2019-12-10Back to list
Achieving human-level versatile locomotion is the holy grail for designing humanoid robots. It remains a top research challenge, as human movement is an innate ability that’s achieved through a complex and highly coordinated interaction between hundreds of muscles, skeletons, tendons, joints, and more.
We’re excited to present our recent research results in this area, which we believe will advance the field: our Baidu research team trained a 3D human musculoskeletal model that can walk and run when given velocity commands.
Our results topped the NeurIPS 2019: Learn to Move Challenge in both the Best Performance Track and the Machine Learning Track. We accomplished this using popular reinforcement learning techniques and our home-grown framework PARL, which contributed to a significant performance improvement and played a key role in winning the challenge.
The NeurIPS 2019: Learn to Move Challenge
To understand human movements, scientists have been running physics-based, biomechanical simulations that capture muscle-tendon dynamics. Although previous simulated controllers were able to reproduce stereotypical human-like movements, such as normal walking, they were mostly limited in generating steady behaviors leaving unexplained how humans produce diverse and transitional movements to navigate in complex and dynamic environments.
That’s why the annual Learn to Move challenge (previously known as Learning to Run) has seen increasing interest among the machine learning community over the past few years. Researchers believe reinforcement learning, a powerful trial-and-error AI algorithm, can train simulated physics-based biomechanical models to produce human-like behaviors in complex environments and help understanding how humans exhibit a rich repertoire of locomotion behaviors."
Learn to Move has been organized by the Stanford Neuromuscular Biomechanics Laboratory since 2017. It’s a well-recognized competition aimed at testing how well a computer can simulate muscle controls and is one of the official competition tracks at NeurIPS, a top conference in computational neuroscience and machine learning.
This year, the Learn to Move challenge tasked participants to develop a controller for a physiologically plausible 3D human model to move in OpenSim, a physics-based simulation environment. The challenge comprised two rounds: in the first-round contestants had to train their models to change velocity in real-time; the second round raised the difficulty by requiring the model to change direction within 360 degrees.
While the challenge has become more difficult year-over-year, through our research into reinforcement learning and our home-grown PARL framework we’ve achieved top results two years running. Our model can perform movements that are even difficult for humans, such as suddenly turning around from a standing position and then walking at a specific speed.
“Baidu's solution demonstrates that it is possible to produce rapid turns with no internal yaw motions (the human model does not have internal yaw degrees of freedom; i.e. no internal or external rotation). To my knowledge, this has not been shown before and has biomechanical implications in how humans produce rapid turning motions,” says Seungmoon Song, the lead organizer of Learn to Move.
Teaching AI to Move Like a Human
Curriculum learning, a popular training method to improve learning performance by gradually raising the difficulty, is a key technique our team used in this challenge. To train a model that walks and runs like a human, we started with a relatively simple scenario in which the model learns posture in high-speed running, and then gradually lowered its speed while improving its stability.
The well-trained posture allows the model to maintain balance while flexibly handling any changes in speed and direction. We compared videos of different models walking in simulated environments submitted by participants and discovered that our model walks more naturally and closer to humans than others.
Most algorithms we used in this challenge are from PARL, our home-grown reinforcement learning framework. PARL provides algorithms that can consistently reproduce the result of many popular models, such as Reinforce, DDPG/PPO, and other model-based algorithms. Developers can access these complex algorithms by simply importing the code.
Our team also leveraged PARL’s distributed computing feature to train the model in parallel.
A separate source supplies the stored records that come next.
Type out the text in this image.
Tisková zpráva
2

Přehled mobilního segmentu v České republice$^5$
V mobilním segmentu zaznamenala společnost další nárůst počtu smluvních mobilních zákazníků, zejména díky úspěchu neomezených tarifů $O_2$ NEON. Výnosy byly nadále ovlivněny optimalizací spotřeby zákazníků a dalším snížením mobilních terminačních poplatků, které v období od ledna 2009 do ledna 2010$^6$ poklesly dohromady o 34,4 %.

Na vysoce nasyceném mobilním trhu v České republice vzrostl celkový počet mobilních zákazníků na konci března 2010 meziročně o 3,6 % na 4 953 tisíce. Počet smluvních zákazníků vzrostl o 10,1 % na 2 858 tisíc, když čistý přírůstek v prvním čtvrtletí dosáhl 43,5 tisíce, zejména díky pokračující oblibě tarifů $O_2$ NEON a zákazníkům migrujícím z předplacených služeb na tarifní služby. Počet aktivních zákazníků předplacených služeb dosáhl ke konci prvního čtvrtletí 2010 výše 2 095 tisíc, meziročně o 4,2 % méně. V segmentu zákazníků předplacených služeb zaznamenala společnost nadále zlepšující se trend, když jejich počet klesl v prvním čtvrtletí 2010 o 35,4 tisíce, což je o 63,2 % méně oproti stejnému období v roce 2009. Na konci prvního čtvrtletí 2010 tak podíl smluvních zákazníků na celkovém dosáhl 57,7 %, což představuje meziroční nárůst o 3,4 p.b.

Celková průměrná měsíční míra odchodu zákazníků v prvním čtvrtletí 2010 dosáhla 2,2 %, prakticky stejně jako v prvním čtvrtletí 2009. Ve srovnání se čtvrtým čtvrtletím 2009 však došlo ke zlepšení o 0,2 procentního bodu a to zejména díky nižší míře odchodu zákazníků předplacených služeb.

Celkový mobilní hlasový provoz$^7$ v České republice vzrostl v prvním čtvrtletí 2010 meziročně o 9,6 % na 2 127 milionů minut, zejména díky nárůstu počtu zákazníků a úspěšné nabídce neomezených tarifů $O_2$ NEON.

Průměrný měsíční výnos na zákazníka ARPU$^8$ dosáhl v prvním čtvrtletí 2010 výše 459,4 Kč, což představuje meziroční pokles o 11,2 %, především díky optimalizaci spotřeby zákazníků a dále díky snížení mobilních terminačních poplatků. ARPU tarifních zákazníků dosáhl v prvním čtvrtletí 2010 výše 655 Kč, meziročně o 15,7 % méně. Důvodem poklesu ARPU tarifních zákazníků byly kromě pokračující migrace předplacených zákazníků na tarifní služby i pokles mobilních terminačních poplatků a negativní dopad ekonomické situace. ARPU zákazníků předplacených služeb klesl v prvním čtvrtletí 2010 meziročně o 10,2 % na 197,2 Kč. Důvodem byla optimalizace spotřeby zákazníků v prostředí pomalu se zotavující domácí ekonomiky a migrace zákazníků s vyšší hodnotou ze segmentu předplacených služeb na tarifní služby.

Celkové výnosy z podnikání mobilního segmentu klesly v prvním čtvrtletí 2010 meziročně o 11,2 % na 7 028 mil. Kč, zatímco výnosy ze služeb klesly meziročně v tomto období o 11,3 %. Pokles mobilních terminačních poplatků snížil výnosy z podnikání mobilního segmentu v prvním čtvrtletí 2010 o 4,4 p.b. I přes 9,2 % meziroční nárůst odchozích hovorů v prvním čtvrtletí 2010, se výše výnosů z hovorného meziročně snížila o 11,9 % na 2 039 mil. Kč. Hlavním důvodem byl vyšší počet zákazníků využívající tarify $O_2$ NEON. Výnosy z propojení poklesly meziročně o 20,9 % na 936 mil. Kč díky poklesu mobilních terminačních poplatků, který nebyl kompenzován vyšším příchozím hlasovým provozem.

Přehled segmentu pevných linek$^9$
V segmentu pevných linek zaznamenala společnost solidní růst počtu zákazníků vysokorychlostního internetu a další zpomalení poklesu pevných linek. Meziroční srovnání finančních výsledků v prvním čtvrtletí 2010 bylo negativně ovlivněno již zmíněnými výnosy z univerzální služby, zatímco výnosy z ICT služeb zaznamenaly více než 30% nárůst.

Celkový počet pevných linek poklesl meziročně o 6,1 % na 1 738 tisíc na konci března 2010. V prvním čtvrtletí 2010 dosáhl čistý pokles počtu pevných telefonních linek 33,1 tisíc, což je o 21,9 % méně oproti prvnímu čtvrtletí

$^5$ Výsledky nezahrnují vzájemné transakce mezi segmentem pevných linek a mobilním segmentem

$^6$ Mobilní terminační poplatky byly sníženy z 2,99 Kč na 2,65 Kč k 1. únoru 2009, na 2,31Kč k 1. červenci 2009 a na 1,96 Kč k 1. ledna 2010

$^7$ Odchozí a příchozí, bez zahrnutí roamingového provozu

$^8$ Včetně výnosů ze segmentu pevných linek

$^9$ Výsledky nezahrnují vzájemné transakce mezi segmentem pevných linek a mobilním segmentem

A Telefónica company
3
To achieve high-performance parallel computing, we multithreaded our code and then added PARL’s parallel modifiers to use computing resources from different machines.
Reinforcement learning has been one of our major research focuses since 2012 when we applied our results in the multi-armed bandit problem to the Baidu search engine and other recommendation products. This January, we officially open-sourced PARL, aiming to power more developers with easy-to-use frameworks.
With a mission of making the complicated world simpler through technology, we hope our solution to this challenge will not only facilitate the development of humanoid robots, but also advance our understanding of human-robot interactions – a key technology to many tech-for-good use cases, such as designing prothesis aiming to help rehabilitate people with limb amputations.
Note: if you are at NeurIPS on Dec 14, we are encouraging you to attend the Deep Reinforcement Learning workshop where our researchers will present their solution at 4 pm.